Monday, December 19, 2011

Nick Clegg turns to Karl Popper

David Boyle welcomes Nick Clegg's speech on the open society today because of its implicit recognition that Karl Popper is the critical Liberal philosopher of the 20th century:
I kept saying so during the process that produced the Liberal Democrat philosophy document It's about freedom, but still failed even to get him a name check. 
But also because he is the central figure of Nick Clegg's important speech today on the open society to Demos (though again Popper only gets one name check). The speech is vague about Popper, vague about precisely why Popper said open societies work and closed ones grind to a halt, but it chooses exactly the correct philosopher - exactly the right underpinning to make Liberalism distinct now. 
It is also, as it happens, the philosophical justification for Liberal-style localism - it is about "setting free the critical powers of man".
Karl Popper has been one of my philosophical heroes ever since I came across him as an undergraduate. The fact that he was not quite approved of by my lecturers only made him more attractive.

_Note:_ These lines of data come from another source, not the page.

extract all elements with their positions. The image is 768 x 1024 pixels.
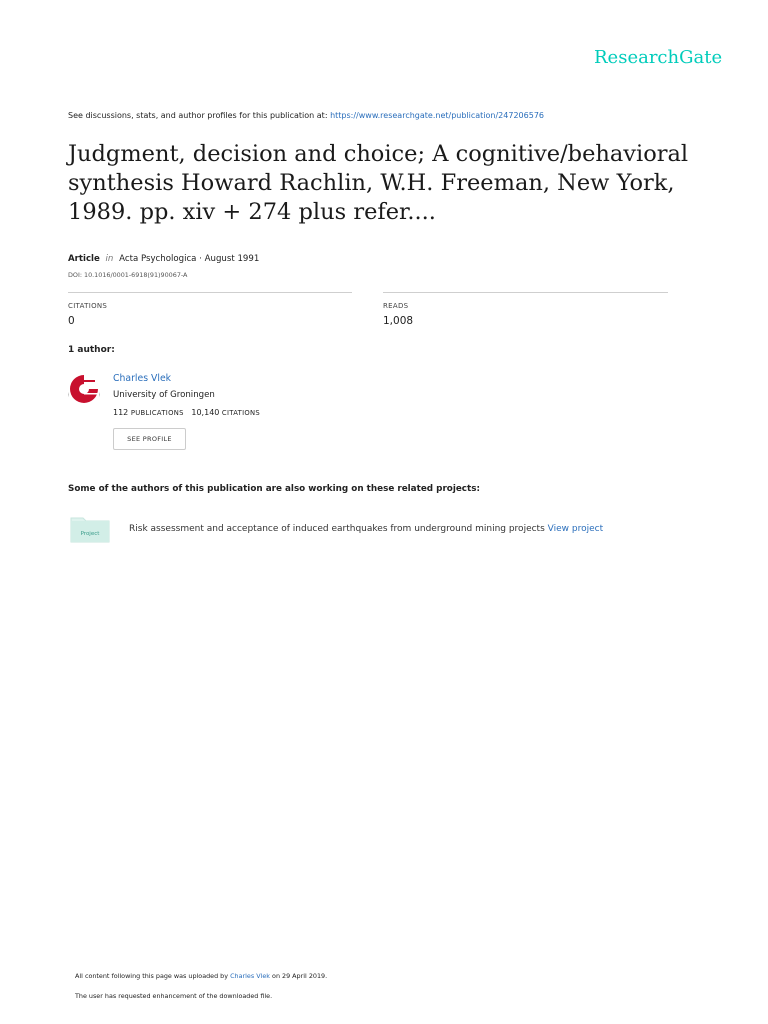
projects-heading: Some of the authors of this publication are also working on these related projects: bbox=[68, 484, 480, 494]
publication-title: Judgment, decision and choice; A cognitive/behavioral synthesis Howard Rachlin, W.H. Freeman, New York, 1989. pp. xiv + 274 plus refer.... bbox=[68, 141, 689, 225]
author-affiliation: University of Groningen bbox=[113, 390, 215, 400]
project-line bbox=[129, 524, 603, 534]
discussions-text: See discussions, stats, and author profiles for this publication at: bbox=[68, 111, 328, 120]
enhancement-note: The user has requested enhancement of the downloaded file. bbox=[75, 992, 273, 1000]
author-avatar[interactable] bbox=[67, 372, 101, 406]
publication-meta bbox=[68, 254, 259, 264]
journal-date: Acta Psychologica · August 1991 bbox=[119, 254, 260, 264]
authors-heading: 1 author: bbox=[68, 345, 115, 355]
publication-link[interactable]: https://www.researchgate.net/publication/247206576 bbox=[330, 111, 544, 120]
uploader-link[interactable]: Charles Vlek bbox=[230, 972, 270, 980]
project-text: Risk assessment and acceptance of induced earthquakes from underground mining projects bbox=[129, 524, 545, 534]
avatar-logo-icon bbox=[67, 372, 101, 406]
reads-divider bbox=[383, 292, 668, 293]
author-citations-label: CITATIONS bbox=[221, 409, 261, 417]
citations-divider bbox=[68, 292, 352, 293]
researchgate-logo[interactable]: ResearchGate bbox=[594, 47, 723, 68]
discussions-line bbox=[68, 111, 544, 120]
citations-label: CITATIONS bbox=[68, 302, 108, 310]
view-project-link[interactable]: View project bbox=[547, 524, 604, 534]
upload-suffix: on 29 April 2019. bbox=[272, 972, 328, 980]
author-citations-count: 10,140 bbox=[191, 408, 220, 417]
doi: DOI: 10.1016/0001-6918(91)90067-A bbox=[68, 271, 188, 279]
reads-value: 1,008 bbox=[383, 315, 414, 327]
publications-count: 112 bbox=[113, 408, 129, 417]
project-icon-label: Project bbox=[80, 531, 100, 537]
publications-label: PUBLICATIONS bbox=[130, 409, 184, 417]
project-folder-icon[interactable] bbox=[70, 515, 110, 543]
author-name[interactable]: Charles Vlek bbox=[113, 373, 172, 384]
publication-type: Article bbox=[68, 254, 100, 264]
author-stats bbox=[113, 408, 260, 417]
upload-note bbox=[75, 972, 327, 980]
citations-value: 0 bbox=[68, 315, 75, 327]
in-label: in bbox=[105, 254, 114, 264]
upload-prefix: All content following this page was uploaded by bbox=[75, 972, 229, 980]
see-profile-button[interactable]: SEE PROFILE bbox=[113, 428, 186, 450]
reads-label: READS bbox=[383, 302, 409, 310]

I am proud to have contributed the entry on him to Duncan Brack and Ed Randall's Dictionary of Liberal Thought.

For an introduction to Popper's thought I can recommend the excellent short book in the Fontana Modern Masters series by Bryan Magee. And not just because Magee turns out to be a fellow member of the Market Harborough school of philosophy.

Finally, to return to Nick's speech, I was particularly pleased by this passage:
Opponents of localism brandish the phrase "post code lottery" to dramatise differences in provision between areas. But it is not a lottery when decisions about provision are made by people who can be held to democratic account. That is not a postcode lottery -- it is a postcode democracy.
In part 2 of the Cohesive Communties pamphlet that David Boyle and I wrote in late 2003 we promised:
The Liberal Democrats will ... eliminate the phrase ‘postcode lottery’ from political discourse.
A bold promise, but we should at least eliminate it from our own discourse. And I am glad that Nick wants to do so.